The specific implementation steps will be described with reference to the workflow diagram of fig. 3:

step 1, obtaining a scene image from a monitoring video of a monitoring area by a monitoring camera;

step 2, generating initial anchors frames required by 9 YOLO V5 models by using a K-means algorithm;

step 3, detecting students and chairs in the image according to a deep learning target detection algorithm framework YOLO 5, and identifying and outputting by using a rectangular frame;

step 4, judging whether a person sits on the chair or not according to the IOU ratio of the chair to the person image prior frame;

step 5, if the chair is judged to be occupied, controlling a red light to be on, and if the chair is judged to be unoccupied, detecting books and bags;

step 6, if the person is detected, timing for 30 minutes, and if the person is not detected in more than 30 minutes, judging that the behavior is seat occupation;

fig. 4 is a diagram of detecting whether a person is present in a seat: detecting the IOU ratio map of the person, the chair and the prior frames of the person and the chair through different detection frames, and judging whether the person sits on the chair or not according to the ratio;

fig. 5 is a diagram showing the effect of detecting whether there is an object occupying the seat on the table when no person is present.

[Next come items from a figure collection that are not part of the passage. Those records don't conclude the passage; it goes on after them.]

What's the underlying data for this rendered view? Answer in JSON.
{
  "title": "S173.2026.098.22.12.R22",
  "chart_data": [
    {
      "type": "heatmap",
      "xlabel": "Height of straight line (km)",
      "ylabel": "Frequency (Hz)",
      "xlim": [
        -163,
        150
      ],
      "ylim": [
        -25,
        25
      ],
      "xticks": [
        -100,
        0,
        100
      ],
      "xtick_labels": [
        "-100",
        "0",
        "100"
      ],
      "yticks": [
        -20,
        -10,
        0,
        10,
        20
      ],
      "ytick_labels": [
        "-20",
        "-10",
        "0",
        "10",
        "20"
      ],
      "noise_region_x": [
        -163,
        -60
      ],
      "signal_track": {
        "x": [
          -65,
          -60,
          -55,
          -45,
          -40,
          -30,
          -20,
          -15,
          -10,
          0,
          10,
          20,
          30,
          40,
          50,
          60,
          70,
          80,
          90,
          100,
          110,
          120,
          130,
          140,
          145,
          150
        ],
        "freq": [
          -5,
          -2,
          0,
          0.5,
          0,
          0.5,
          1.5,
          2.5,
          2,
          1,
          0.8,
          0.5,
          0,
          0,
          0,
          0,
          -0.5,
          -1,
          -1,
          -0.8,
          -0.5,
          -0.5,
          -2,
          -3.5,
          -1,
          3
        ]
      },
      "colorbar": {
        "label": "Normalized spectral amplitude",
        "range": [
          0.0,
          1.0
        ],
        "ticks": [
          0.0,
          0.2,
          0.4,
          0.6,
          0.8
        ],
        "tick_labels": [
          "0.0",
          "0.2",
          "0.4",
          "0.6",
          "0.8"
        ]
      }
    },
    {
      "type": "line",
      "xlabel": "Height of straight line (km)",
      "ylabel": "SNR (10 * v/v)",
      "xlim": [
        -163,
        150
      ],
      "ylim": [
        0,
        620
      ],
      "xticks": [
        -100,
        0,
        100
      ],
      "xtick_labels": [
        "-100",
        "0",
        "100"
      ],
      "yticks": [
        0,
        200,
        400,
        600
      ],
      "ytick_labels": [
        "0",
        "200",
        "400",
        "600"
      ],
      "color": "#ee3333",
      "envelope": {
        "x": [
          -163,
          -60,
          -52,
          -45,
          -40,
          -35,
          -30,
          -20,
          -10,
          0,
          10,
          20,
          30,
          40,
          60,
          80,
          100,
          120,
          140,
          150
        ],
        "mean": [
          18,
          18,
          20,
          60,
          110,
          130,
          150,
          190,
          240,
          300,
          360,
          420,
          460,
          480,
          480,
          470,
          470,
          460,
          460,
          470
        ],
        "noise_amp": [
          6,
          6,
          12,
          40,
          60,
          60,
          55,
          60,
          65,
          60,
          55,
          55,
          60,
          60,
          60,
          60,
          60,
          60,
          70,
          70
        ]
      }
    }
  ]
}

The above are preferred embodiments of the present invention, and all changes made according to the technical scheme of the present invention that produce functional effects do not exceed the scope of the technical scheme of the present invention belong to the protection scope of the present invention.

Claims

1. A campus library occupation detection method based on YOLO v5 is characterized in that a K-means fused YOLO 5 detection method is adopted to obtain a more reasonable anchor frame algorithm and improve the accuracy of classification target detection, and the method is concretely implemented by the following steps:

2. The method for detecting occupancy in campus library based on YOLO V5 as claimed in claim 1, wherein in step S1, the training of YOLO V5 includes the following steps;

3. The method for detecting occupancy of a campus library based on YOLO V5 as claimed in claim 2, wherein Darknet-53 is used as backbone network, the feature layers of 3 different scales are respectively 13 × 13, 26 × 26 and 52 × 52, YOLO V5 firstly sets 3 prior frames for each downsampling scale so as to cluster to obtain 9 prior frames; in the entire YOLO V5 structure, there are no pooling layers and full connectivity layers, and downsampling of the network is achieved by setting the stride of the convolution to 3; a Deepsort algorithm is fused on the basis of target identification based on the current-stage YOLO V5 algorithm, and prediction heads are integrated and applied to unmanned aerial vehicle shooting, so that the technology that the target can be accurately positioned and continuously tracked in a high-density scene is finally achieved.